We all know what you’re wondering about these two games. Which is better at making that number on the scale go down? Out of the three articles I’ve read comparing the differences between Wii Fit and EA Active, the weirdest idea they’ve seized on is the PR meme that EA Active is a ‘Western’ game. To paraphrase, thanks to its sweat inducing exercises it can satisfy our cultural expectations for exercise far better than the stretches and few exercises of Wii Fit. An easier distinction is a mechanical one between the two games: the Wii Fit knows its limits. I’ve played both games (my unflattering Wii Fit review) and despite the extra sweat EA Active gives me, it’s still inferior to the Wii Fit. Obviously a lot of this boils down to my personal opinion, to give a "Western" review neither has made me lose weight, but mechanically EA Active just reaches beyond what the motion controls can really do.
From EA Active
From EA Active
In contrast, the Wii Fit is a lot of stretching and mostly inadequate strength exercises mixed with ineffective organization. Unlike EA Active which tries to not rely on the Balance Board, Wii Fit uses it extensively. The game is able to quasi-follow player motion with the balance sensor so that your position is, if not perfect, at least in the right ballpark. And that’s about it. The thing that Nintendo grasps about their console and peripherals is not making them uncomfortable to use. Yoga stretches work well and several of the strength exercises are good. Of particular merit are the push-ups and ab exercises, which EA Active completely lacks. Although it’ understandable that EA Active doesn’t have yoga poses, not having any stretches whatsoever is irresponsible. If using one of these things is the only exercise a person has gotten in years, they are going to need to learn proper stretching. The problem with Wii Fit is that you can’t effectively link any of this stuff together. My Wii Fit workout consists of clicking on each Yoga and strength exercise once until I hit the thirty minute score. Compared to EA Active, which repeats each workout and ups the reps, Wii Fit is wildly ineffective.

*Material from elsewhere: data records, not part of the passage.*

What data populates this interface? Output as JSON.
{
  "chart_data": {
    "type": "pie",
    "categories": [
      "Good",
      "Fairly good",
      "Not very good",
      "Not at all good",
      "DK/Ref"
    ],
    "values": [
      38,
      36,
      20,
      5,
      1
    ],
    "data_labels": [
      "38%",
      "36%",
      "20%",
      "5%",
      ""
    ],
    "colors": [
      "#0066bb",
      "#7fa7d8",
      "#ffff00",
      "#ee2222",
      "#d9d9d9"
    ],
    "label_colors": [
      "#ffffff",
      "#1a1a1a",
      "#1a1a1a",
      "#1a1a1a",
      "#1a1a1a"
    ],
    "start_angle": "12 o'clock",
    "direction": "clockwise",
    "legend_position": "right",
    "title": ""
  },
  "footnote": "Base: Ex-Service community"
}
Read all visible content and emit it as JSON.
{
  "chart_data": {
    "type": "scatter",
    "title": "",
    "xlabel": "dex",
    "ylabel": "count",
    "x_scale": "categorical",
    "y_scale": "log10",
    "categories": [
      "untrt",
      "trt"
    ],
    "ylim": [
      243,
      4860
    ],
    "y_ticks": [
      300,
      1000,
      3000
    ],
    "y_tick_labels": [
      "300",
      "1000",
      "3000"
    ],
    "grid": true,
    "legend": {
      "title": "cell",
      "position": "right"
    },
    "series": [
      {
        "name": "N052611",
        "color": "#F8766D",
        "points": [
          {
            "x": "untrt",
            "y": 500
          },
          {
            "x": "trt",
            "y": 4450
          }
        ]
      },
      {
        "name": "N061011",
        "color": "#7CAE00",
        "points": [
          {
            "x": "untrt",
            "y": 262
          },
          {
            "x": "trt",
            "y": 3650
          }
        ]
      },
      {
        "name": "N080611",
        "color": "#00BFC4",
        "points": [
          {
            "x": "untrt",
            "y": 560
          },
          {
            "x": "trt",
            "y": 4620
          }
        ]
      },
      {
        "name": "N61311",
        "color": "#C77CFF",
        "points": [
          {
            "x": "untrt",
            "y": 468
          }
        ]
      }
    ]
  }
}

There is also the question of the BMI system. Wii Fit will weigh you and inflate your Mii to match your body. This is a bit depressing and it gets worse as the weeks go by and you realize that losing weight is not as easy as it seems. Every week that little white board will ask you why you haven’t lost weight and you’re forced to remember the food, the beer, the skipping exercises, and all that sitting around as well. EA Active completely removes this feature and instead just tells you how awesome you are all the time. The fact that my avatar in EA Active is a fit looking guy no matter what further removes any actual reflection of how healthy I am. Say what you want about insulting video games, but at least the Wii Fit is being honest with you and helping to raise awareness about your health in the long term.
From Wii Fit
In the end, the problem with either game’s workout is the same. No weight means no proper resistance which leaves you with stretching or moving in place. Realizing this, Nintendo made Wii Fit into a Yoga game with a few decent strength exercises that comfortably stays within the boundaries of the technology. EA Active instead tries to use a rubber band that can work around the Wiimote to solve the resistance problem with mixed results. You can’t really get a good resistance with the band going because of all the crap you’re holding, so most of the exercises are little better than lifting your arms up and down anyways. The ones that make you sweat mostly consist of running or jumping in place, which almost always ends with you wondering why you don't just go outside. What EA Active fixes about Wii Fit, the ability to combine exercises so you actually get a decent workout, will supposedly be solved by Wii Fit Plus. If someone wanted to beat out either game, they’d need to a release a Wiimote with attachable weights to get a real advantage.